When did the Soviet Union collapse? When did reform take off in Iran? When did the Oslo peace process begin? When did economic reform become a hot topic in the Arab world? In the late 1980s and early 1990s. And what was also happening then? Oil prices were collapsing.
In November 1985, oil was $30 a barrel, recalled the noted oil economist Philip Verleger. By July 1986, oil had fallen to $10 a barrel, and it did not climb back to $20 until April 1989. "Everyone thinks Ronald Reagan brought down the Soviets," said Mr. Verleger. "That is wrong. It was the collapse of their oil rents."

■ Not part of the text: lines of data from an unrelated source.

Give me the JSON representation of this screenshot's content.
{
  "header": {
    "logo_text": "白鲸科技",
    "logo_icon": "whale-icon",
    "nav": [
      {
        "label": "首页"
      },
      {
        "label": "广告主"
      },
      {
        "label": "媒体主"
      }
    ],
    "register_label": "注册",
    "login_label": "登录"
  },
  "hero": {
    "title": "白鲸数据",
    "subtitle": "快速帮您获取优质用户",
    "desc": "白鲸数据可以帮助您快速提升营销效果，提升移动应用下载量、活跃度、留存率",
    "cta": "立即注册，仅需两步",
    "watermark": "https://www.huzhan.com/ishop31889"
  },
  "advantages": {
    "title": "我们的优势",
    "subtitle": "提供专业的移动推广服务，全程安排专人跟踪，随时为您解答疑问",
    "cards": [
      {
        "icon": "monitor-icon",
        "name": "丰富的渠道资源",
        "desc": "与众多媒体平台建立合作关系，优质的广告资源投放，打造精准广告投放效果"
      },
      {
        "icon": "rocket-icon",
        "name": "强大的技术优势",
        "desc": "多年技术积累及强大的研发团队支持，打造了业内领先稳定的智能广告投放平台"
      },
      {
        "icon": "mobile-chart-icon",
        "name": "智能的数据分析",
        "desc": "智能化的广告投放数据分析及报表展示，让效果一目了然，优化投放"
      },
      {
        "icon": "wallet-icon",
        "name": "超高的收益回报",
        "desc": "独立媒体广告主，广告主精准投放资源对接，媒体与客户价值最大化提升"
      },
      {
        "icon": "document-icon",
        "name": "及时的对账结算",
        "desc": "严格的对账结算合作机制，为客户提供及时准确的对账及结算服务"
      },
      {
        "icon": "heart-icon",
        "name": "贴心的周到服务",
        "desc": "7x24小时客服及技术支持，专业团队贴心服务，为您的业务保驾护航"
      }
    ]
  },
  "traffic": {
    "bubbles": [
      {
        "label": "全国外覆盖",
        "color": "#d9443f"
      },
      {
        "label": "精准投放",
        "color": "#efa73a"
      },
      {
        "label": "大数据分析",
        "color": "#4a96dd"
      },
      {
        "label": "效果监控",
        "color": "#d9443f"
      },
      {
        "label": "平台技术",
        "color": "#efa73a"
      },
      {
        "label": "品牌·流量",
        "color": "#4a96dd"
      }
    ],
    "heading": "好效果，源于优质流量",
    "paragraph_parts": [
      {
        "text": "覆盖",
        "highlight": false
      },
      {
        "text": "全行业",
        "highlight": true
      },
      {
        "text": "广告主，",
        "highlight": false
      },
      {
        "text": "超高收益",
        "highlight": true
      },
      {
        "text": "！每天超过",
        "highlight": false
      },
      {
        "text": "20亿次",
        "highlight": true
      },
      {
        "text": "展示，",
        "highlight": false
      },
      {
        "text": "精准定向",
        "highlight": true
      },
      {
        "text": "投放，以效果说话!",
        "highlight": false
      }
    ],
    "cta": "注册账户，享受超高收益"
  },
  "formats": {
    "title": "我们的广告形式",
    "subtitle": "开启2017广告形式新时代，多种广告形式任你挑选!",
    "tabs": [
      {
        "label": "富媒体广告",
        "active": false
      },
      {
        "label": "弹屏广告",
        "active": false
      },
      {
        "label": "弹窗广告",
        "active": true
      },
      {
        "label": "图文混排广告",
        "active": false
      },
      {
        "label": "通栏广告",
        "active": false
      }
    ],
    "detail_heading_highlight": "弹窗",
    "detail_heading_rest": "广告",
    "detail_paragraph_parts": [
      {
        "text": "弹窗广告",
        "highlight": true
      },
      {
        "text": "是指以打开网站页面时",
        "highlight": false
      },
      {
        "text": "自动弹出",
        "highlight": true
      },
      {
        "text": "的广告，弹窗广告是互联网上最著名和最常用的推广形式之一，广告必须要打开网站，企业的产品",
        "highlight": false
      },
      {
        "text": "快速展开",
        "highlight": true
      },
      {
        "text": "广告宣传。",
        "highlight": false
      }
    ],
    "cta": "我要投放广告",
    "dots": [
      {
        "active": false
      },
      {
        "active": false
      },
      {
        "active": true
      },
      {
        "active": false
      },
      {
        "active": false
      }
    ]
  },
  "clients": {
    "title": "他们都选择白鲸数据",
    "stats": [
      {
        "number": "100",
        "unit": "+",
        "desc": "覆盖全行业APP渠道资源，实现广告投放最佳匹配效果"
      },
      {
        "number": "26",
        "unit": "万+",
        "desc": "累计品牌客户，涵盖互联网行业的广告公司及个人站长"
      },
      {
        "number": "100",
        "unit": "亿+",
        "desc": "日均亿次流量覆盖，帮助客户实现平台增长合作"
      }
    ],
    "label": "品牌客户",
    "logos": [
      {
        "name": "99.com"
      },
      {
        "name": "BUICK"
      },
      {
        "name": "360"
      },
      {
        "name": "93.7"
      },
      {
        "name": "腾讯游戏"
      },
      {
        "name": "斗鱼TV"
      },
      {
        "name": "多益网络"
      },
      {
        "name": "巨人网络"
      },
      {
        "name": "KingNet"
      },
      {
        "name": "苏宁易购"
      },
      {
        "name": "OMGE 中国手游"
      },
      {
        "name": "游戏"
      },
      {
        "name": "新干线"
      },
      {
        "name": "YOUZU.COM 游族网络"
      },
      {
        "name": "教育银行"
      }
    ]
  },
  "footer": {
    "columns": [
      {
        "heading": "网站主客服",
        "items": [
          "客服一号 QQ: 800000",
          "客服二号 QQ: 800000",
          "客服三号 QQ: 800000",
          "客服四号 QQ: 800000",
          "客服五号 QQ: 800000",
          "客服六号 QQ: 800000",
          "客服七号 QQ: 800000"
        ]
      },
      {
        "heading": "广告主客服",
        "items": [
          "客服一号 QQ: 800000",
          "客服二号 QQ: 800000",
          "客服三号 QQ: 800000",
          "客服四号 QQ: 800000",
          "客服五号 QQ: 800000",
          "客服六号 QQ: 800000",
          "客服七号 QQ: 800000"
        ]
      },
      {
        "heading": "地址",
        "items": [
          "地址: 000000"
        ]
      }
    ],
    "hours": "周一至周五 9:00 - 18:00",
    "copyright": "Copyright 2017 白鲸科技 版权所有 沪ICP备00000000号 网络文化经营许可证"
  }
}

If Mr. Bush made energy independence his moon shot, he would dry up revenue for terrorism; force Iran, Russia, Venezuela and Saudi Arabia to take the path of reform, which they will never do with $45-a-barrel oil; strengthen the dollar; and improve his own standing in Europe by doing something huge to reduce global warming.
He would also create a magnet to inspire young people to contribute to the war on terrorism and America's future by becoming scientists, engineers and mathematicians. "This is not just a win-win," said Johns Hopkins foreign policy expert Michael Mandelbaum. "This is a win-win-win-win-win."
Or Mr. Bush can ignore this challenge and spend the next four years in an utterly futile effort to persuade Russia to be restrained, Saudi Arabia to be moderate, Iran to be cautious and Europe to be nice.
Sure, it would require some sacrifice. But remember JFK's words when he summoned us to go to the moon on Sept. 12, 1962: "We choose to go to the moon in this decade and do the other things, not because they are easy, but because they are hard, because that goal will serve to organize and measure the best of our energies and skills, because that challenge is one that we are willing to accept, one we are unwilling to postpone, and one which we intend to win."
Summoning all our energies and skills to produce a 21st-century fuel is George W. Bush's opportunity to be both Richard Nixon to China and JFK to the moon - in one move.
Thomas L. Friedman is a columnist for The New York Times. His column appears Tuesdays and Fridays in The Sun.